Piste, Lifte, Hütten – „alles existiert vor Ort, man muss es nicht neu erfinden. Wir wollen Bestehendes in einen neuen Kontext stellen“, erklären die „Neuschnee“-Macher. Warum nicht durch eine temporär aufgestellte Lochkamera fahren und die Berge auf den Kopf gestellt betrachten? Oder eine eigene Piste entwerfen? Es beginnt ja schon im Kleinen: Eine Rennstrecke einmal absichtlich im Schneckentempo fahren. Im Schnee herumkugeln, um zu fühlen, wie er sich ein paar Meter weiter oben anders anfühlt als unten. „Die klassische Ästhetik eines Tiefschneehanges ist die des Zopfmusters. Aber man kann auch ein eigene Signatur setzen, wie Graffitikünstler einen 'tag' hinschreiben“, stiften Skone und Werdenigg zum Experiment an.

Städtebauliche Aufgabe. Wie stark sich der Alpen- als Lebensraum verändert, wird nirgendwo sichtbarer als in Architektur und Raumplanung. Erfreulich sind bauliche Veränderungen gerade im touristischen Umfeld, überhaupt, wenn sie struktureller Natur sind. Ein gutes Beispiel liefert hier St.Anton, wo mit der Verlegung der Eisenbahn im Vorfeld der Weltmeisterschaft 2001 und des Verkehrs aus der Ortsmitte an den Rand sich plötzlich neue Flächen, neue Möglichkeiten auftaten.

Einen entscheidenden Anteil an dem neuen Gesicht der Tourismushochburg am Arlberg hat Architekt Georg Driendl. 2003 baute er das Hotel „Lux Alpinae“, 2006 konnte er sich gegen eine Konkurrenz wie Zaha Hadid oder Heinz Tesar mit einem ungewöhnlichen Entwurf für die Galzigbahn durchsetzen. Ungewöhnlich schon deshalb, weil Driendl das Naturgemäße tat: dem Inhalt eine adäquate Form geben, zumal es galt, eine technische Innovation am Seilbahnsektor sichtbar zu machen – ein Riesenrad, das Gondeln so anheben sollte, dass ein ebener Zustieg möglich war.

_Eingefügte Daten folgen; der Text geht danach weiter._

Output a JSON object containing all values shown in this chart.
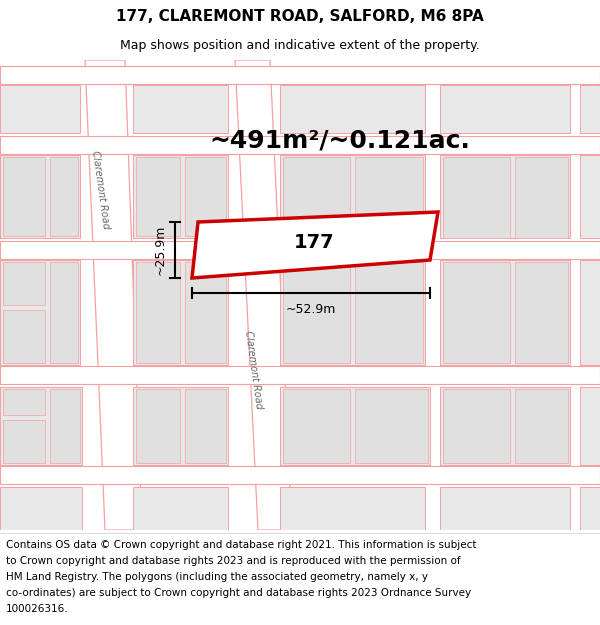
{
  "title": "177, CLAREMONT ROAD, SALFORD, M6 8PA",
  "subtitle": "Map shows position and indicative extent of the property.",
  "area_text": "~491m²/~0.121ac.",
  "property_label": "177",
  "width_label": "~52.9m",
  "height_label": "~25.9m",
  "road_label_left": "Claremont Road",
  "road_label_right": "Claremont Road",
  "copyright_lines": [
    "Contains OS data © Crown copyright and database right 2021. This information is subject",
    "to Crown copyright and database rights 2023 and is reproduced with the permission of",
    "HM Land Registry. The polygons (including the associated geometry, namely x, y",
    "co-ordinates) are subject to Crown copyright and database rights 2023 Ordnance Survey",
    "100026316."
  ],
  "bg_color": "#f2f2f2",
  "road_color": "#f5a0a0",
  "road_fill": "#ffffff",
  "building_fill": "#e8e8e8",
  "building_edge": "#f5a0a0",
  "property_color": "#cc0000",
  "property_fill": "#ffffff",
  "dim_color": "#000000",
  "title_color": "#000000",
  "title_fontsize": 11,
  "subtitle_fontsize": 9,
  "area_fontsize": 18,
  "label_fontsize": 14,
  "copyright_fontsize": 7.5
}
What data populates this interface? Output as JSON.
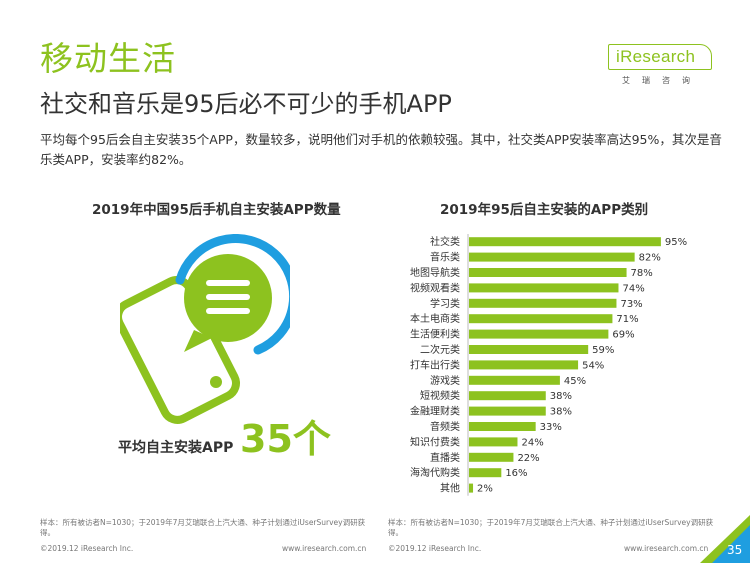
{
  "page": {
    "section_title": "移动生活",
    "headline": "社交和音乐是95后必不可少的手机APP",
    "summary": "平均每个95后会自主安装35个APP，数量较多，说明他们对手机的依赖较强。其中，社交类APP安装率高达95%，其次是音乐类APP，安装率约82%。",
    "page_number": "35"
  },
  "brand": {
    "logo_text": "iResearch",
    "logo_subtitle": "艾瑞咨询",
    "accent_color": "#8dc21f",
    "blue_color": "#1f9ee0"
  },
  "left_panel": {
    "title": "2019年中国95后手机自主安装APP数量",
    "avg_label": "平均自主安装APP",
    "avg_value": "35个",
    "footnote": "样本：所有被访者N=1030；于2019年7月艾瑞联合上汽大通、种子计划通过iUserSurvey调研获得。",
    "copyright": "©2019.12 iResearch Inc.",
    "url": "www.iresearch.com.cn"
  },
  "right_panel": {
    "title": "2019年95后自主安装的APP类别",
    "footnote": "样本：所有被访者N=1030；于2019年7月艾瑞联合上汽大通、种子计划通过iUserSurvey调研获得。",
    "copyright": "©2019.12 iResearch Inc.",
    "url": "www.iresearch.com.cn"
  },
  "chart_data": {
    "type": "bar",
    "orientation": "horizontal",
    "title": "2019年95后自主安装的APP类别",
    "categories": [
      "社交类",
      "音乐类",
      "地图导航类",
      "视频观看类",
      "学习类",
      "本土电商类",
      "生活便利类",
      "二次元类",
      "打车出行类",
      "游戏类",
      "短视频类",
      "金融理财类",
      "音频类",
      "知识付费类",
      "直播类",
      "海淘代购类",
      "其他"
    ],
    "values": [
      95,
      82,
      78,
      74,
      73,
      71,
      69,
      59,
      54,
      45,
      38,
      38,
      33,
      24,
      22,
      16,
      2
    ],
    "value_suffix": "%",
    "xlim": [
      0,
      100
    ],
    "bar_color": "#8dc21f",
    "xlabel": "",
    "ylabel": ""
  }
}
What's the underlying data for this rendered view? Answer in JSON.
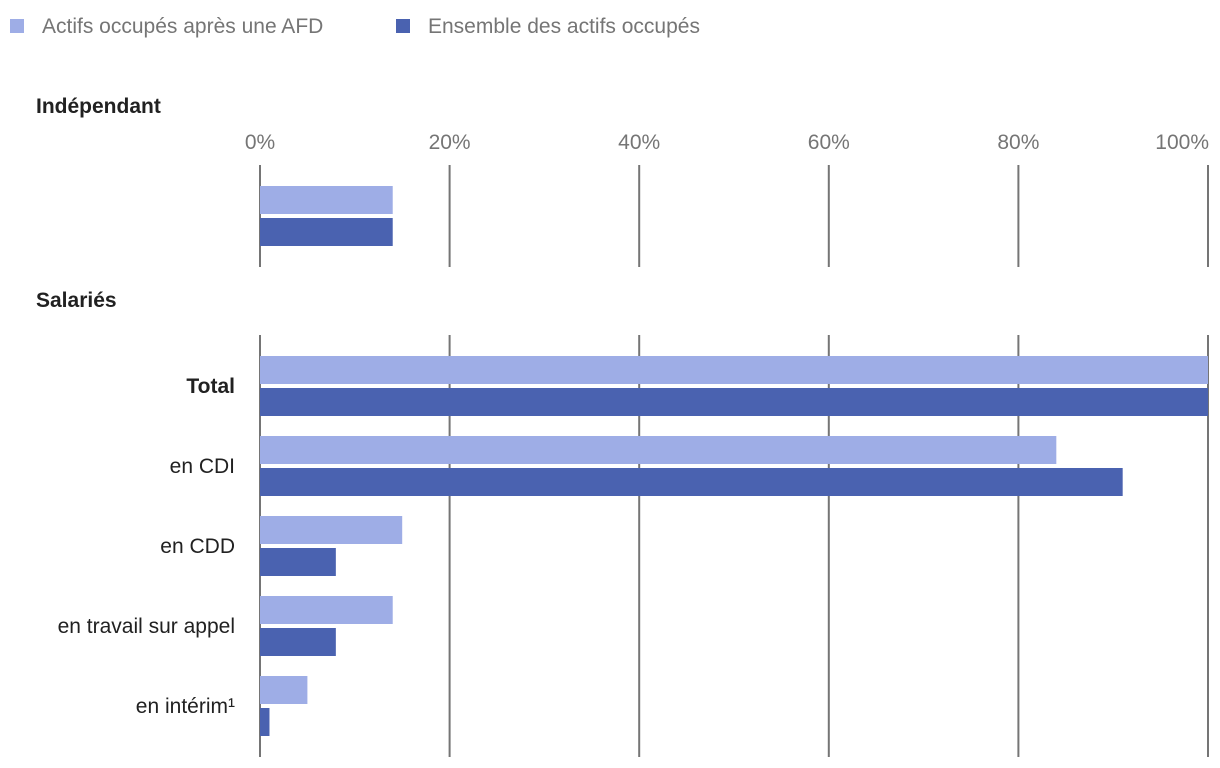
{
  "chart_data": {
    "type": "bar",
    "orientation": "horizontal",
    "legend": {
      "position": "top-left",
      "entries": [
        {
          "name": "Actifs occupés après une AFD",
          "color": "#9eade6"
        },
        {
          "name": "Ensemble des actifs occupés",
          "color": "#4a62b0"
        }
      ]
    },
    "x_ticks": [
      "0%",
      "20%",
      "40%",
      "60%",
      "80%",
      "100%"
    ],
    "xlim": [
      0,
      100
    ],
    "grid": true,
    "panels": [
      {
        "title": "Indépendant",
        "categories": [
          {
            "label": "",
            "bold": false
          }
        ],
        "series": [
          {
            "name": "Actifs occupés après une AFD",
            "values": [
              14
            ]
          },
          {
            "name": "Ensemble des actifs occupés",
            "values": [
              14
            ]
          }
        ]
      },
      {
        "title": "Salariés",
        "categories": [
          {
            "label": "Total",
            "bold": true
          },
          {
            "label": "en CDI",
            "bold": false
          },
          {
            "label": "en CDD",
            "bold": false
          },
          {
            "label": "en travail sur appel",
            "bold": false
          },
          {
            "label": "en intérim¹",
            "bold": false
          }
        ],
        "series": [
          {
            "name": "Actifs occupés après une AFD",
            "values": [
              100,
              84,
              15,
              14,
              5
            ]
          },
          {
            "name": "Ensemble des actifs occupés",
            "values": [
              100,
              91,
              8,
              8,
              1
            ]
          }
        ]
      }
    ]
  }
}
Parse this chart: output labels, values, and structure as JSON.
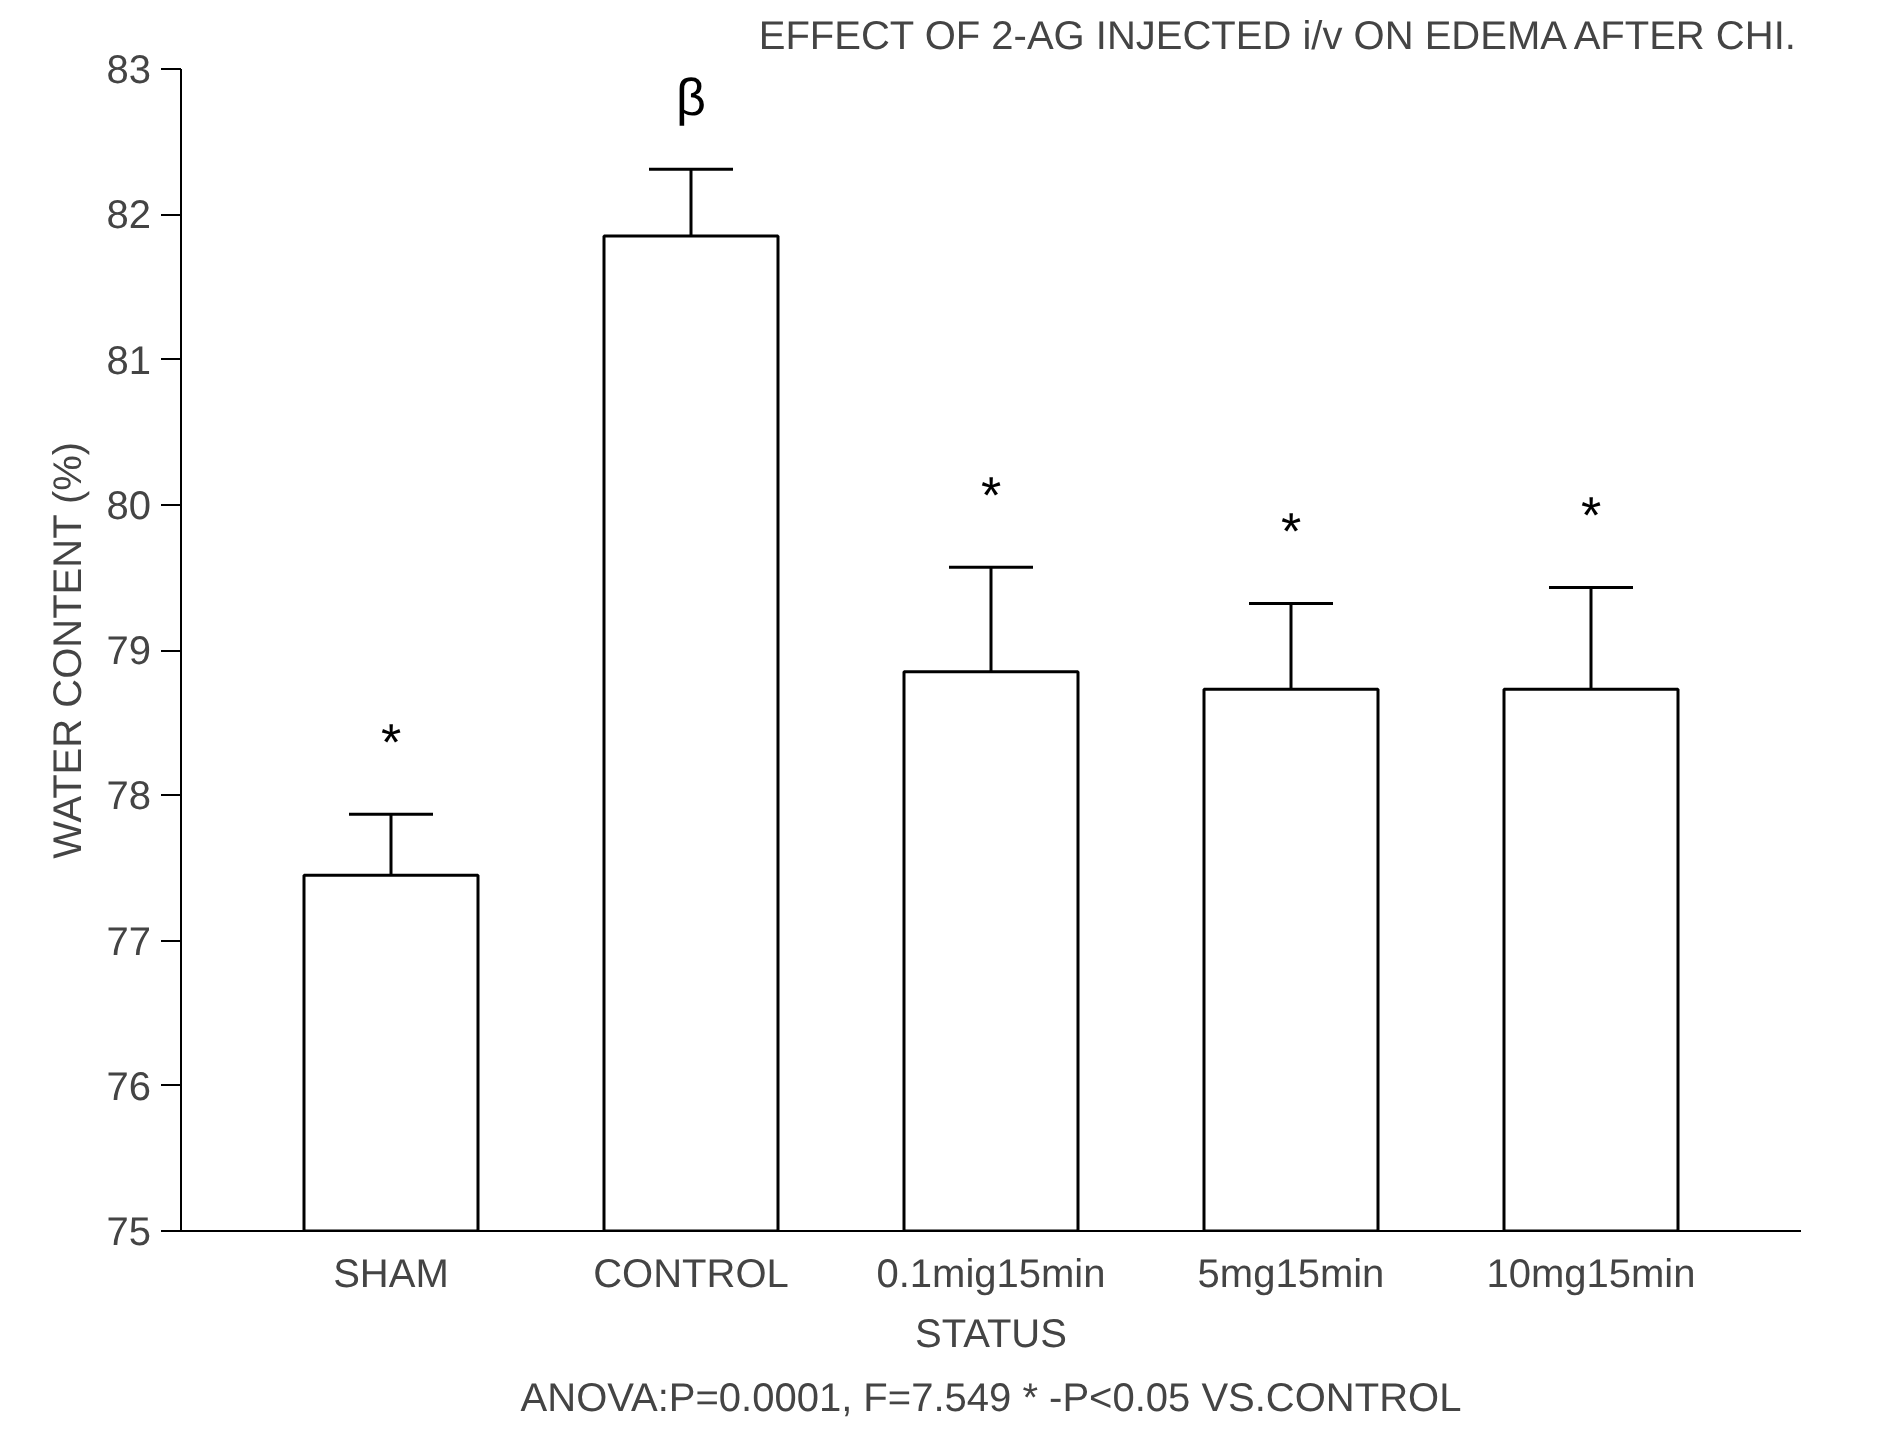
{
  "chart_data": {
    "type": "bar",
    "title": "EFFECT OF 2-AG INJECTED i/v ON EDEMA AFTER CHI.",
    "xlabel": "STATUS",
    "ylabel": "WATER CONTENT (%)",
    "categories": [
      "SHAM",
      "CONTROL",
      "0.1mig15min",
      "5mg15min",
      "10mg15min"
    ],
    "values": [
      77.45,
      81.85,
      78.85,
      78.73,
      78.73
    ],
    "errors": [
      [
        77.45,
        77.87
      ],
      [
        81.85,
        82.31
      ],
      [
        78.85,
        79.57
      ],
      [
        78.73,
        79.32
      ],
      [
        78.73,
        79.43
      ]
    ],
    "color": "#ffffff",
    "ylim": [
      75,
      83
    ],
    "yticks": [
      75,
      76,
      77,
      78,
      79,
      80,
      81,
      82,
      83
    ],
    "grid": false,
    "legend": false,
    "annotations": [
      "*",
      "β",
      "*",
      "*",
      "*",
      "ANOVA:P=0.0001, F=7.549 * -P<0.05 VS.CONTROL"
    ]
  }
}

Fast gleichzeitig, erzählt Driendl, wurden schließlich die Riesenräder in der Seilbahn, das Fundament und die so luftig wirkende Hülle entwickelt. Hinter der geschwungenen Stahl-Glas-Konstruktion sieht man nun riesige Räder arbeiten. Die erste Liftstütze, die Tiefziehstütze, konnte Driendl – auch das eine Innovation – unter dem Dach integrieren, dessen Achse bewusst Bezug zum Gipfel nimmt. Form und Inhalt finden so in einem neuen Erscheinungsbild zusammen. Alles andere sei, wie die Amerikaner sagten, „customized, drübergestülpt. Bauen ist immer örtlich, ist überall verschieden.“ Das ergebe sich schon aus den klimatischen und topografischen, den kulturellen und tradierten Bedingungen.

Komplexer, wenngleich unspektakulärer war Driendls Arbeit an der Rendlbahn, die im letzten Jahr in Betrieb ging. Hier musste eine schwierige Verkehrssituation gelöst werden. Das gelang. Und es rückten mit den beiden Bahnen zwei getrennte Skigebiete näher, die nun voneinander profitieren. Aber das Entscheidende war, dass sich eine Hinterhofsituation so umgedreht hat, dass hier eine Art Zentrum entsteht. Ein städtebauliches Projekt im neuen Herzen eines schon alten Skiortes.